God’s Own Country, il titolo del romanzo, merita di per sé una nota: è il modo in cui gli abitanti dello Yorkshire (così come della Nuova Zelanda) si riferiscono alla propria terra, alla maestà sovrumana del panorama delle brughiere. Già con questo titolo Raisin sembra alludere al vero protagonista del romanzo, le immense, desolate Moors della regione, che non a caso appaiono sempre in maiuscolo nel testo, nome proprio della natura selvaggia e inumana. Il titolo suggerito dall’editore, La rabbia giovane, per quanto filologicamente infedele possa apparire, nasconde però un riferimento significativo: è il titolo italiano del film di Malick, Badlands, incentrato non solo su una vicenda che ha più di un punto di contatto con quella del romanzo, ma soprattutto, come emerge chiaramente dal documentario sulla realizzazione del film, su una terra (e un cielo) che con i suoi paesaggi è la fonte da cui scaturisce la narrazione. E così Sam, l’antieroe (o eroe?) di God’s Own Country, è l’incarnazione umana di queste Brughiere in cui vagabonda come il Lenz di Büchner, e la sua malvagità (per i nostri standard) non è dovuta a una qualche immoralità o perversione, ma all’amoralità della natura.

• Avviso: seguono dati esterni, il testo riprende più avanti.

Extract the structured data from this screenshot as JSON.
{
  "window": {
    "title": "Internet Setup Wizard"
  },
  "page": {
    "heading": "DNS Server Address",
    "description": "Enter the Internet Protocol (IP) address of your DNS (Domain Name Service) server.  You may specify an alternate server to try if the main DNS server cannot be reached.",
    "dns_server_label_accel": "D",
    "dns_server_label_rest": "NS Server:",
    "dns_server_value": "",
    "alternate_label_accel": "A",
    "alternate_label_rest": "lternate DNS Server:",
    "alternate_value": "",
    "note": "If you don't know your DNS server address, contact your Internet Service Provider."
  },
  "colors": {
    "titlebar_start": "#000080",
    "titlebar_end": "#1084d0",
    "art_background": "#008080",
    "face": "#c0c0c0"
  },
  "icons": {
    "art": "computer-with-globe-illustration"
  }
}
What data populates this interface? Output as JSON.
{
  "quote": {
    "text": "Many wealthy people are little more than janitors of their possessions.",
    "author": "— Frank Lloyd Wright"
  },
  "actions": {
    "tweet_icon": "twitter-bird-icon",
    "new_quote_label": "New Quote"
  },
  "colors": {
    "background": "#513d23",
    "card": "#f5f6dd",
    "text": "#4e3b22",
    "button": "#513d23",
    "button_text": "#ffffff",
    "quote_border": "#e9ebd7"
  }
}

Sam è un estraneo, un alieno nella polis del XXI secolo con la sua ipocrita idealizzazione della Natura, della Campagna, delle Tradizioni rurali: è la natura, la campagna che si rifiuta di lasciarsi inquadrare nello stereotipo turistico della Gente di città, degli Escursionisti. E così, estraniato dal consorzio umano, alienato dall’identità prescritta per le curiosità folcloristiche, Sam è amorale come la ‘vera’ natura. È l’Altro deciso a far valere la propria alterità. È la Brughiera che si ribella alla colonizzazione dei villeggianti sottraendo loro ciò che hanno di più prezioso: la figlia adolescente, che quando decide di fuggire di casa per futili motivi chiede l’aiuto di Sam senza sospettare che andrà incontro a una diversa e più terribile schiavitù.

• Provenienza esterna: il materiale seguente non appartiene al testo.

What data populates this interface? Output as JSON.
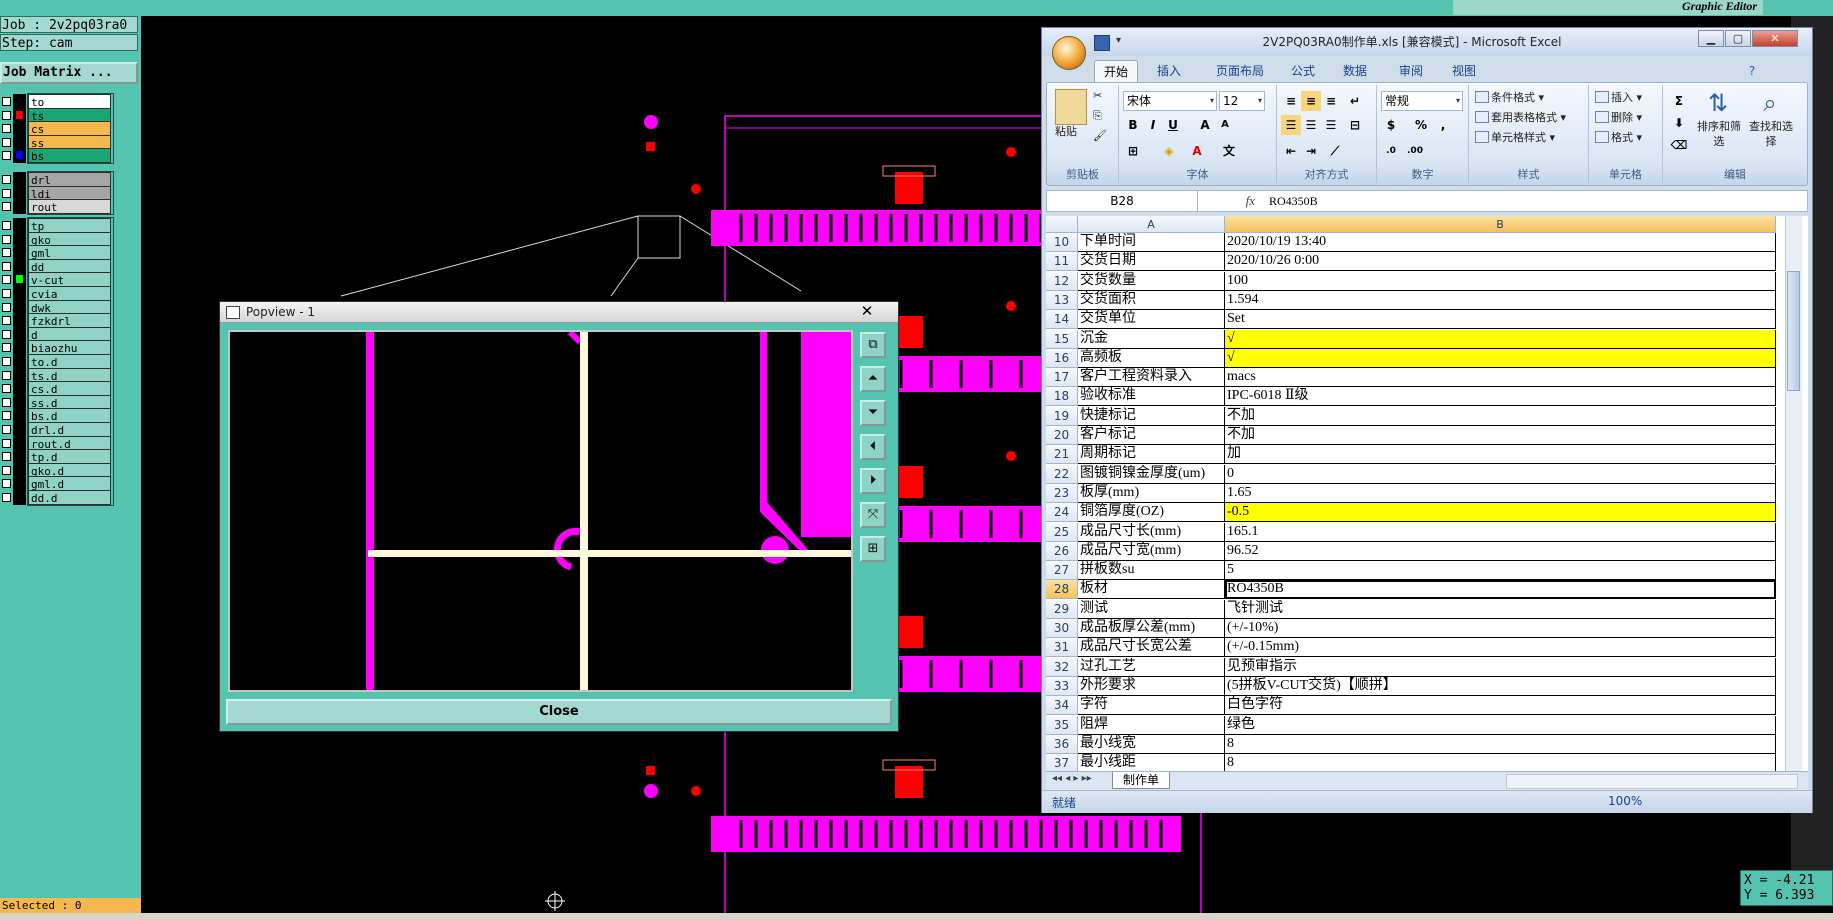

Al di là della trama, con i suoi interessanti parallelismi con lo Sheepshagger di Niall Griffiths, nel complesso rapporto tra protagonista umano e ambiente naturale si inserisce un terzo elemento, il fattore linguistico. Un figlio di queste Brughiere come Sam non può certo esprimersi nell’inglese degli odiati Escursionisti di città che stanno lentamente conquistando le sue terre con la forza delle sterline, trasformandole nel loro paradiso bucolico da cartolina. Parla un inglese fortemente dialettale ma, e qui sta la genialità dell’autore, questo gergo non si basa solo su una meticolosa ricerca folkloristica, ma in larga parte su una rielaborazione originale e assolutamente personale.

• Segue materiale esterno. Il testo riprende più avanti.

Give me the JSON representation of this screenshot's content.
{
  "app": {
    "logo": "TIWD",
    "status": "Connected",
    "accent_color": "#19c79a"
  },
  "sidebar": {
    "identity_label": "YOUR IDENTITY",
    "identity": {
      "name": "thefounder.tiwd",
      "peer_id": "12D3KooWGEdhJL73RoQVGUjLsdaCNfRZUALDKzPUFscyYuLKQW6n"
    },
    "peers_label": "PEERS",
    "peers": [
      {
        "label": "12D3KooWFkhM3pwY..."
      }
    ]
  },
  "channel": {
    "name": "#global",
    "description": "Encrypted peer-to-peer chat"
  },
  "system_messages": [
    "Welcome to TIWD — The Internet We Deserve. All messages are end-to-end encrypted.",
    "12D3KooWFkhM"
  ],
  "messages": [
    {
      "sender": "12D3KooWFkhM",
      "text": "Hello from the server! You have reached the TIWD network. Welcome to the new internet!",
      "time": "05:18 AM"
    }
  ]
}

In un’intervista, Raisin ha detto: “Most of it is a real Yorkshire language. Sort of a different melange of different parts of Yorkshire, to be honest. And a lot of it is invented.” Non c’è dunque una qualche purezza edenica da scoprire in opposizione alla corruzione della modernità, neppure a livello linguistico, e per risolvere le decine di incubi del traduttore cui ci si trova di fronte (aflunters, blatherskite, bogtrotted, chunter, crammocky, flowtered, gleg, hubbleshoo, jipping, ligged out, mawnging, nithering, powfagged, trull...) non è sufficiente un dizionario dialettale dello Yorkshire. La via è piuttosto quella indicata dallo stesso Raisin, che in riferimento all’uso di tali termini, racconta: “It actually came more out of rhythm — it began with rhythm — more than actual lexicon. And so I got a real feel for this rhythm of the landscape, and the way that transposed into the voice.” Così, nella traduzione, ho tentato di rendere la lingua di Raisin a partire da questo indissolubile legame tra dialetto, schizofrenia e natura, in modo da riprodurre l’esperienza del viaggio nel male dall’interno, intensificata dall’uso della prima persona (cui Raisin è arrivato in un secondo momento della stesura).